Ob die Auszeichnung zum Sportler des Jahres eine besondere Motivation für das kommende Jahr sei, wird er anschließend noch gefragt. "Ich brauche dafür keine Trophäe, ich will immer weitermachen", entgegnet Robben. "Das gilt auch für die Mannschaft. Wir wollen weitermachen und sind uns bewusst, dass wir nichts geschenkt bekommen und uns alles selbst erarbeiten müssen." Dass er sich in den Dienst der Mannschaft stellt und dies immer wieder betont, ist das Resultat einer Entwicklung, die Robben während seiner Zeit bei den Bayern durchlaufen hat.

Als 25-Jähriger kam Robben 2009 von Real Madrid zu den Bayern, der Ruf eines Egoisten eilte ihm damals voraus. Fünf Jahre später ist Robben gereift. Den Hang, es manchmal mit dem Kopf durch die Wand zu probieren, hat er zwar nicht abgelegt - doch der Erfolg gibt ihm recht.

Schließlich ist sein Anteil an den Triumphen der letzten Jahre nicht unerheblich. Sein Siegtor im Finale der Champions League 2013 überstrahlt dabei alles. Für die Fans ist er seither unsterblich. "Wir haben den Cup gewonnen, den Thron erklommen, der Arjen hat’s gemacht", hallt es derzeit regelmäßig in Anlehnung an Matthias Reims Schlager "Ich hab geträumt von dir" von den Rängen der Arena.

Geplatzte Titelverteidigung einziger Makel

Der Traum der Titelverteidigung in der Königsklasse platzte für Arjen Robben und Co. jedoch jäh - das Aus gegen Real Madrid im Halbfinale ist der einzige Makel eines ansonsten rundum gelungenen Jahres. "Das war schade und das einzige, was nicht so gut war. Vor allem 0:4 hier zuhause war ein bisschen zu viel", bilanziert Robben.

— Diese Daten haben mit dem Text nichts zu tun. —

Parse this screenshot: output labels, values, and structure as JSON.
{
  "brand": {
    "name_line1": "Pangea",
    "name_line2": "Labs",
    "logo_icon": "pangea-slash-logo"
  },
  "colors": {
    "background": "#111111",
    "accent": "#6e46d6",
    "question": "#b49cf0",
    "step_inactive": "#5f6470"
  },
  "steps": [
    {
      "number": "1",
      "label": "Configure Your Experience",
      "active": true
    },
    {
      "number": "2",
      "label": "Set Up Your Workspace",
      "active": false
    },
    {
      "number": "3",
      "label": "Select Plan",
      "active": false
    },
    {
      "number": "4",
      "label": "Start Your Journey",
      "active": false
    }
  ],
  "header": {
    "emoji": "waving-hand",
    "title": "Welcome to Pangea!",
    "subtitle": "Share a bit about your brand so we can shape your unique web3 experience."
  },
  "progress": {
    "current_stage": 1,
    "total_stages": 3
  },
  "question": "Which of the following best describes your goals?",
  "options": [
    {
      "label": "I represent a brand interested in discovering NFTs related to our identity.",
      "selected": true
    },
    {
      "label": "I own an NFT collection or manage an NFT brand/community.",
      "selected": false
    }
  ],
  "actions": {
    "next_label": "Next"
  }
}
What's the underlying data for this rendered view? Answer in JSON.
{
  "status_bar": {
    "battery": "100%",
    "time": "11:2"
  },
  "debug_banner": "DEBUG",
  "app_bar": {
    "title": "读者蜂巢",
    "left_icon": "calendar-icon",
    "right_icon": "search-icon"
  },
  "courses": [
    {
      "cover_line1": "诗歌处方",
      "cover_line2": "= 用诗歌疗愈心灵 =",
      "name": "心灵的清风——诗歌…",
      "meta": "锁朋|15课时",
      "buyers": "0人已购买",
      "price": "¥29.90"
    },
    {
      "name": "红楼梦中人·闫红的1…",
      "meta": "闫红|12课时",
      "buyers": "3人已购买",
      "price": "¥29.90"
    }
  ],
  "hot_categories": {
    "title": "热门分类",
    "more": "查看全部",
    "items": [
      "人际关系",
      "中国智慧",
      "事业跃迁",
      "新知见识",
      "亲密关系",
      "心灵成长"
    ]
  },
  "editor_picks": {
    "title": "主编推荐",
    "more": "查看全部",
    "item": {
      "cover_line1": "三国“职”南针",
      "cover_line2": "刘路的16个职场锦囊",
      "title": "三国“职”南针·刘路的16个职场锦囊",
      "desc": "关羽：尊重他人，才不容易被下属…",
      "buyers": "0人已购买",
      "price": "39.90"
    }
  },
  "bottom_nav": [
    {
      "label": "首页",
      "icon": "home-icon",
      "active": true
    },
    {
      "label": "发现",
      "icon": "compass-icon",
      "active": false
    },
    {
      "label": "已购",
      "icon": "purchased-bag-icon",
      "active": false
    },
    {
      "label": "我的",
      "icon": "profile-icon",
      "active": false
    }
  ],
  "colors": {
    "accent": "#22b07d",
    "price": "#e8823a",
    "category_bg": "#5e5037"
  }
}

Mit dem frühesten Gewinn der deutschen Meisterschaft und dem Sieg im DFB-Pokal fällt Robbens Fazit jedoch ausgesprochen positiv aus. "Es war ein super Jahr. Wir können stolz sein", unterstreicht der Bayern-Star. "Gerade nach der Enttäuschung des Champions-League-Halbfinals war das Pokalfinale gegen Dortmund eine super Leistung der ganzen Mannschaft."

Aktuell sind die Bayern wieder auf bestem Weg zu weiteren Titeln. In der Bundesliga führt der Rekordmeister bereits nach der Hälfte der Saison souverän das Klassement an. "Ich bin stolz darauf, wie die Mannschaft diese Hinrunde gespielt hat, gerade nach dieser WM", sagt Robben.